Colombia missed the 2022 World Cup, which still feels strange to type. This is a country whose 2014 run — James Rodríguez's six goals, the salsa-step goal celebrations, the Falcao-less attacking joy — was the breakout moment of that whole tournament. They were eliminated by Brazil in a quarterfinal that was less a soccer match than a cynical Brazilian ankle-tackle clinic, and the country took it personally. Then they didn't make Russia in 2018's knockouts, then they missed Qatar entirely. Eight years of waiting. They're back.
This Colombia is built differently from the 2014 version. Néstor Lorenzo, the Argentine manager who learned under José Pékerman during that golden run, took over in 2022 and has constructed a team around Luis Díaz — now at Bayern Munich, terrifying — with James as the elder statesman who still gets a starting role because the alternative is unthinkable to a country that loves him.

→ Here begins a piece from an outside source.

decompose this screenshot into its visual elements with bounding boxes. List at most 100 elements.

The depth is the story: Daniel Muñoz at Palace, Jefferson Lerma alongside him, Richard Ríos in midfield, and a real center-forward question that Lorenzo is solving by committee.
They land in Group K with Portugal, Uzbekistan, and DR Congo — a winnable group, a real path to the Round of 16, and a likely Round of 16 against a UEFA superpower. The 2014 run is the ceiling. The realistic floor is going out in the group with stories to tell. Colombian soccer, at its best, is joyful in a way most national teams aren't. They are worth your time.